Que resultado deste combate para o futuro da humanidade?

Foram apresentados algumas entidades e organizações, quer europeias quer nacionais, que possam representar uma barreira para o crime organizado deste tipo de tráfico.

A maioria dos estados criou legislação e estruturas para combater este flagelo em parceria com as directivas da UE. No nosso país o combate faz-se em várias frentes e também em ligação com entidades estrangeiras.

Qual a razão para o número de vítimas crescer ano após ano? Se temos consciência que os conflitos, as alterações climáticas e a pobreza conduzem massas de seres para longe das suas famílias, das suas casas, das terras onde nasceram, tornando-se vulneráveis a este negócio criminoso, então o que nos resta fazer? Como combater a inactividade da sociedade? Como agir perante uma presumível vítima?

Perante as situações sociais mais perturbadoras desviamos os olhos e entramos numa fase de negação. “Não quero saber!” “É um tema muito doloroso para ser encarado!” “Não quero pensar nisso!” “Mete-

-me nojo ver tanta miséria!”

A esta fase de negação segue-se uma outra. “Como posso combater sem ter medo de ajudar?” “Não sendo polícia, o que faço então?” “Como voluntário?” “Ponho em causa a minha segurança e a dos meus?” “Revolta-me ver tantos excluídos, mas o que posso fazer?”

Com este posicionamento as vítimas tornam-se rapidamente invisíveis. “Sendo invisíveis eu não as vejo, nem sinto o seu sofrimento”. A invisibilidade faz surgir a apatia, mas nunca a culpa e a revolta.

Este é o melhor prémio dado aos traficantes. Ficam agradecidos pelo nosso silêncio, a nossa passividade e a nossa ignorância. Esta ambivalência entre a culpa e a apatia faz favorecer o crime e a violência.

Seremos então um pouco seres com ódio para quem é diferente e amamos em demasia quem nos cerca? Seremos um pouco de Eros (a pulsão da vida) e Thanatos (a pulsão da morte)?

Conhecer e denunciar é uma forma de dar guerra a este crime.

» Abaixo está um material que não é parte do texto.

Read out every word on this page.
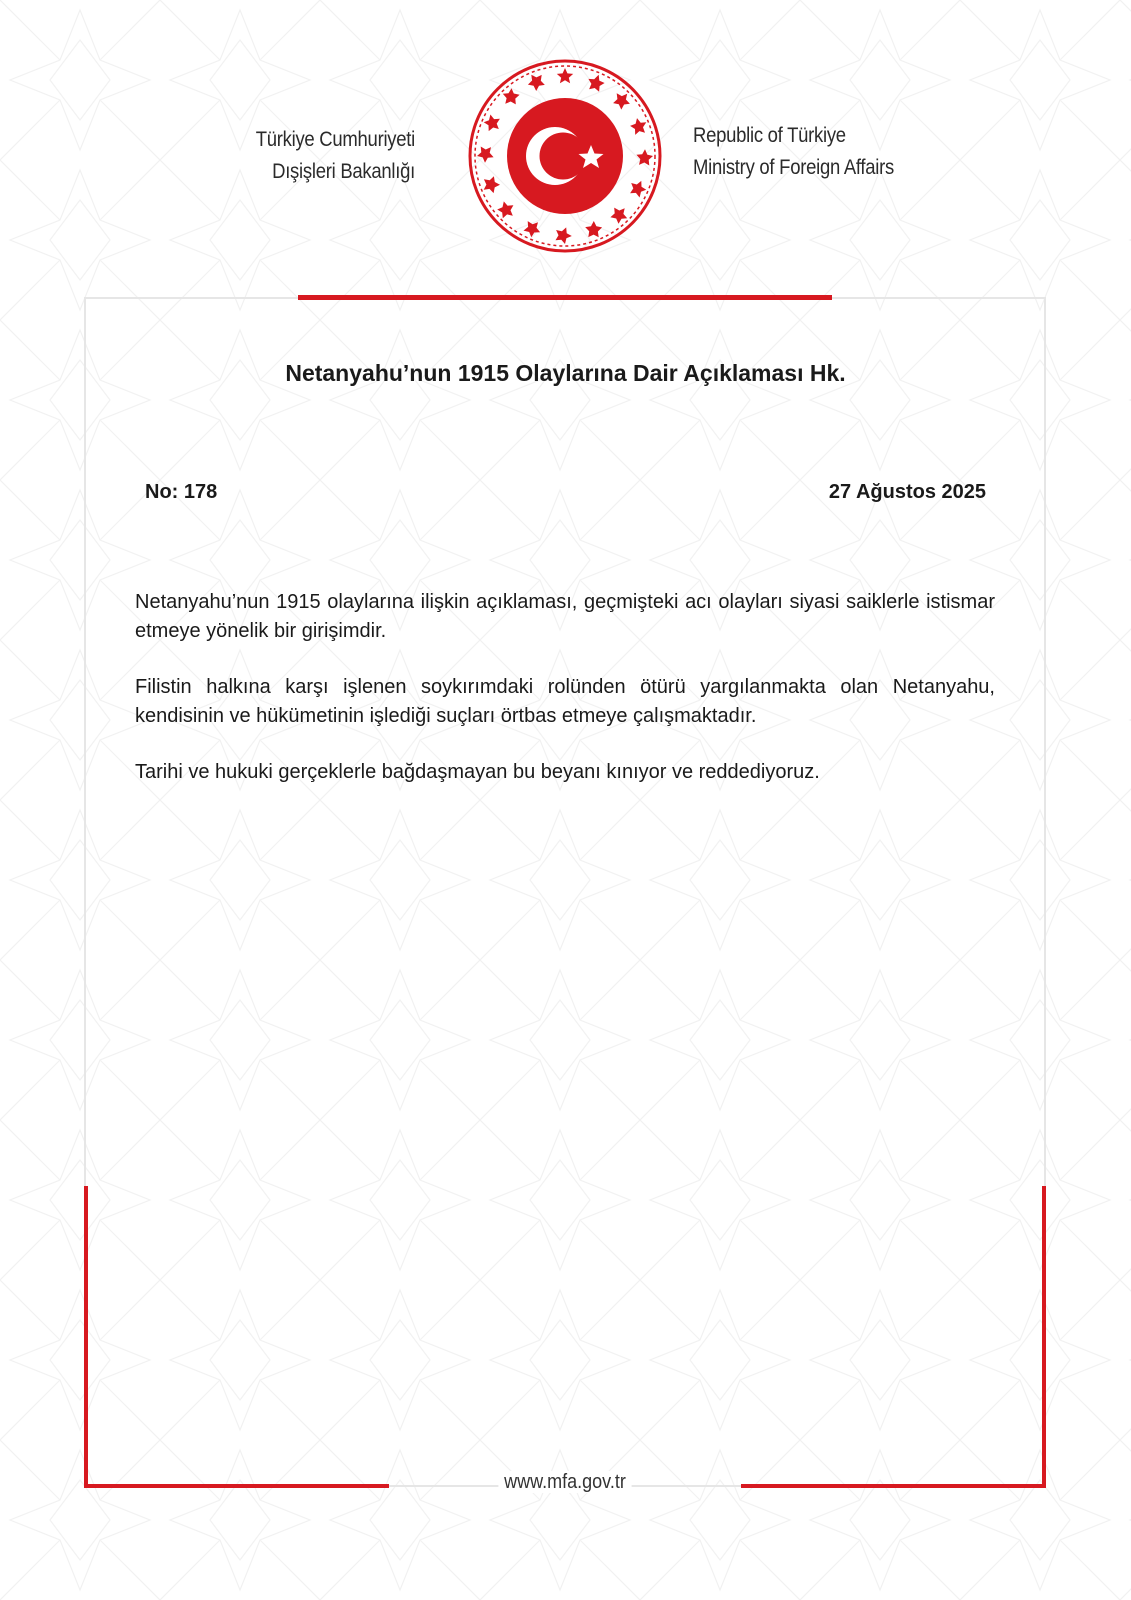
Türkiye Cumhuriyeti
Dışişleri Bakanlığı
Republic of Türkiye
Ministry of Foreign Affairs
Netanyahu’nun 1915 Olaylarına Dair Açıklaması Hk.
No: 178	27 Ağustos 2025

Netanyahu’nun 1915 olaylarına ilişkin açıklaması, geçmişteki acı olayları siyasi saiklerle istismar etmeye yönelik bir girişimdir.

Filistin halkına karşı işlenen soykırımdaki rolünden ötürü yargılanmakta olan Netanyahu, kendisinin ve hükümetinin işlediği suçları örtbas etmeye çalışmaktadır.

Tarihi ve hukuki gerçeklerle bağdaşmayan bu beyanı kınıyor ve reddediyoruz.

www.mfa.gov.tr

O Observatório de Tráfico de Seres Humanos, o Movimento Democrático de Mulheres e o Alto Comissariado para os Migrantes elaboraram, colocando-o à disposição de todos nós, um folheto explicativo sobre os sinais que qualquer vítima de tráfico pode apresentar, assim como os sinais que um traficante aparenta. Também existem, no final do folheto, as entidades a quem se apresenta a denúncia.

https://www.otsh.mai.gov.pt/wp-content/uploads/Folheto_Agir-contra-o-TSH-Versao-Portugues.pdf

Ninguém nos tira a liberdade de escolha! Seremos o que decidirmos ser!